Hendrik Müller: „Jede Art von Architektur erfährt ihre Bedeutung erst durch Licht.“ (1/2)

"Die Bedeutung von Licht stammt aus unserer kollektiven Erinnerung an die Menschheitsgeschichte."

Hendrik Müller: „Jede Art von Architektur erfährt ihre Bedeutung erst durch Licht.“ (1/2)

Als Architekt, der sich mit seinem Partner Georg Thiersch und deren Münchner Architekturbüro 1zu33 auf das Kernthema „Marke im Raum“ fokussiert, gelingt es Hendrik Müller ebenso, auch bewohnten Räumen eine Identität zu verleihen. Eloquent bezeichnet er den Charakter eines Wohnraums als Konzept, das den eigenen Lifestyle ganzheitlich beschreibt.

Um dies zu erzielen, schöpft er Inspiration seit seiner Kindheit aus unterschiedlichsten Quellen. „Meine Großeltern haben im Schwarzwald gelebt, sodass ich viele Kindheitserinnerungen an die Natur habe; es hat mich schon immer fasziniert, wie das Tageslicht schöne Stimmungen erzeugt. Gerade wenn man sich einen Wald vorstellt, mit einem grün bemoosten Boden, auf den das Licht durch die Baumkronen fällt, dann hat das etwas sehr Magisches an sich.“

Alle Bilder stammen von Cody James.

Sonja: Welche Priorität hat eine Rauminszenierung in Sachen Beleuchtung bei euren Projekten? In welcher Reihenfolge findet die Lichtkonzipierung statt, wenn ihr Räume plant?

Hendrik: Licht hat einen sehr hohen Stellenwert. Erst mal geht es um eine dreidimensionale Raumgestaltung, um ein Konzept zu erstellen für ein Raumgefüge. Beim Wohnen hat man ja in der Regel einen sehr hohen Tageslichtanteil, sodass mit einer gewissen Gestaltung durch Kunstlicht, das Raumkonzept unterstützt werden muss. Die soll aber auch den atmosphärischen Ansprüchen an die einzelnen Räume Rechnung tragen. Primär steht bei uns der Raum im Vordergrund, die verwendeten Materialien, und die nächste Priorität hat das Licht.

Sonja: Ihr habt ein Restaurant-Projekt gestemmt, bei dem die Lichtinszenierung und der Schwarzwald besonders prominent im Zentrum stand. Magst du davon erzählen?

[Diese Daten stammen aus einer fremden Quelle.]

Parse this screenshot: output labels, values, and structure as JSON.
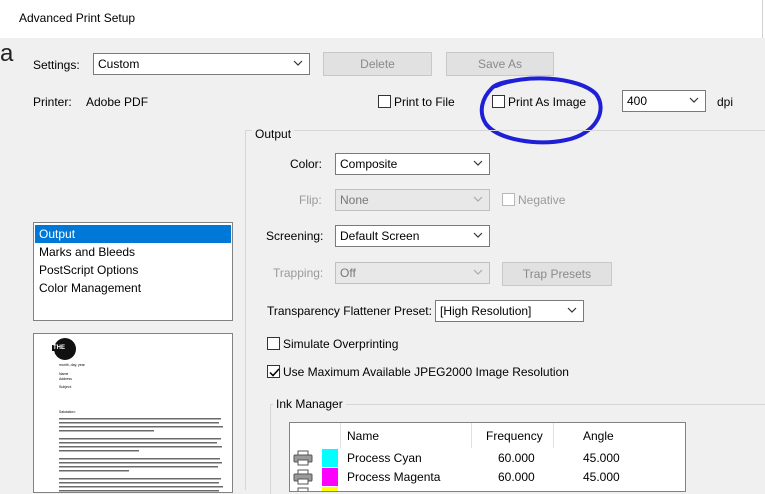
{
  "window": {
    "title": "Advanced Print Setup",
    "left_fragment": "a"
  },
  "settings": {
    "label": "Settings:",
    "value": "Custom",
    "delete_label": "Delete",
    "save_as_label": "Save As"
  },
  "printer": {
    "label": "Printer:",
    "name": "Adobe PDF",
    "print_to_file_label": "Print to File",
    "print_as_image_label": "Print As Image",
    "dpi_value": "400",
    "dpi_unit": "dpi"
  },
  "categories": {
    "items": [
      "Output",
      "Marks and Bleeds",
      "PostScript Options",
      "Color Management"
    ],
    "selected": "Output"
  },
  "preview_doc": {
    "logo": "THE",
    "date_line": "month, day, year",
    "name_line": "Name",
    "address_line": "Address",
    "subject_line": "Subject:",
    "salutation": "Salutation:"
  },
  "output": {
    "group_label": "Output",
    "color_label": "Color:",
    "color_value": "Composite",
    "flip_label": "Flip:",
    "flip_value": "None",
    "negative_label": "Negative",
    "screening_label": "Screening:",
    "screening_value": "Default Screen",
    "trapping_label": "Trapping:",
    "trapping_value": "Off",
    "trap_presets_label": "Trap Presets",
    "flattener_label": "Transparency Flattener Preset:",
    "flattener_value": "[High Resolution]",
    "simulate_label": "Simulate Overprinting",
    "jpeg_label": "Use Maximum Available JPEG2000 Image Resolution",
    "jpeg_checked": true
  },
  "ink_manager": {
    "label": "Ink Manager",
    "columns": [
      "Name",
      "Frequency",
      "Angle"
    ],
    "rows": [
      {
        "name": "Process Cyan",
        "frequency": "60.000",
        "angle": "45.000",
        "color": "#00ffff"
      },
      {
        "name": "Process Magenta",
        "frequency": "60.000",
        "angle": "45.000",
        "color": "#ff00ff"
      },
      {
        "name": "",
        "frequency": "",
        "angle": "",
        "color": "#ffff00"
      }
    ]
  },
  "colors": {
    "accent": "#0078d7",
    "annotation": "#1f1fd6"
  },
  "icons": {
    "dropdown": "chevron-down-icon",
    "printer": "printer-icon"
  }
}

Hendrik: Für Gaggenau in Los Angeles haben wir kürzlich ein Pop Up-Restaurant geschaffen. Letztes Jahr wurde dieses Konzept bereits in New York umgesetzt, um uns mit dem 333. Gründungsjubiläum von Gaggenau zu befassen. Diese Marke, die 1683 im Schwarzwald entstand, ist aus einer Nagelschmiede nach dem 30-jährigen Krieg vom Marktgraf von Baden gegründet worden. Und diesen Gründungsfunken, diese Wurzel wollten wir in diesem Konzept spürbar machen. Wir haben uns für eine Inszenierung entschieden, die den Schwarzwald thematisiert und einen innenräumlichen Kontext transportiert. Wir wollten diese regionale Identität spürbar machen, und gleichzeitig ein dramaturgisches Bühnenbild und szenografische Ansätze gestalten. Die Lichtgestaltung haben wir durch im Raum postierte, sieben Meter hohe Bäume inszeniert, die durch das Pattern der Äste eine Textur ergeben und ganz stark das Gefühl erzeugen, dass es ein Dinner im Wald ist. Der 3-Sternekoch Daniel Humm aus New York hat mit uns an diesem Konzept gearbeitet.

Licht kann ein starkes Gefühl von Gemeinschaft hervorrufen

„Denkt man zurück war, vor nicht allzu langer Zeit, das Kerzenlicht oder Lagerfeuer der zentrale, soziale Ankerpunkt für eine Gemeinschaft. Mit heutigem Licht können wir dieses Gefühl fördern und die Stimmung entsprechend führen.“

 

 

Sonja: Wie habt ihr logistisch und technisch dieses gigantische Waldprojekt bewerkstelligt?

Hendrik: Wir waren im elften Stock eines Warehouses, das war also sehr anspruchsvoll, besonders weil der Lastenaufzug nur 2,5 Meter hoch war. Wir haben mit Leuten zusammengearbeitet, die aus dem Setbau kommen und regulär an Hollywoodproduktionen mitarbeiten. Mit ihnen gemeinsam haben wir nach einer Lösung für die Bäume gesucht. Es war sehr aufwendig. – Über das gesamte Projekt ist ein Artikel in der New York Times erschienen, der ein Making Of mit dem Schreiner zeigt. Ein Fotograf hat den Aufbau begleitet, wie wir die Bäume mit Lattenunterkonstruktionen gebaut und zusammengesetzt haben. In der Mitte war Metall, dann kamen Holzlatten drauf, und mit einer Silikonmasse haben sie von echten Bäumen als Negativform die echte Rinde abgeformt und repliziert. So konnten wir sogenannte „tree skins“ herstellen, die praktisch Gummimatten sind in Form einer Baumrinde. Die haben wir um die Unterkonstruktionen gebaut, in die wir seitlich echte Äste gesteckt haben.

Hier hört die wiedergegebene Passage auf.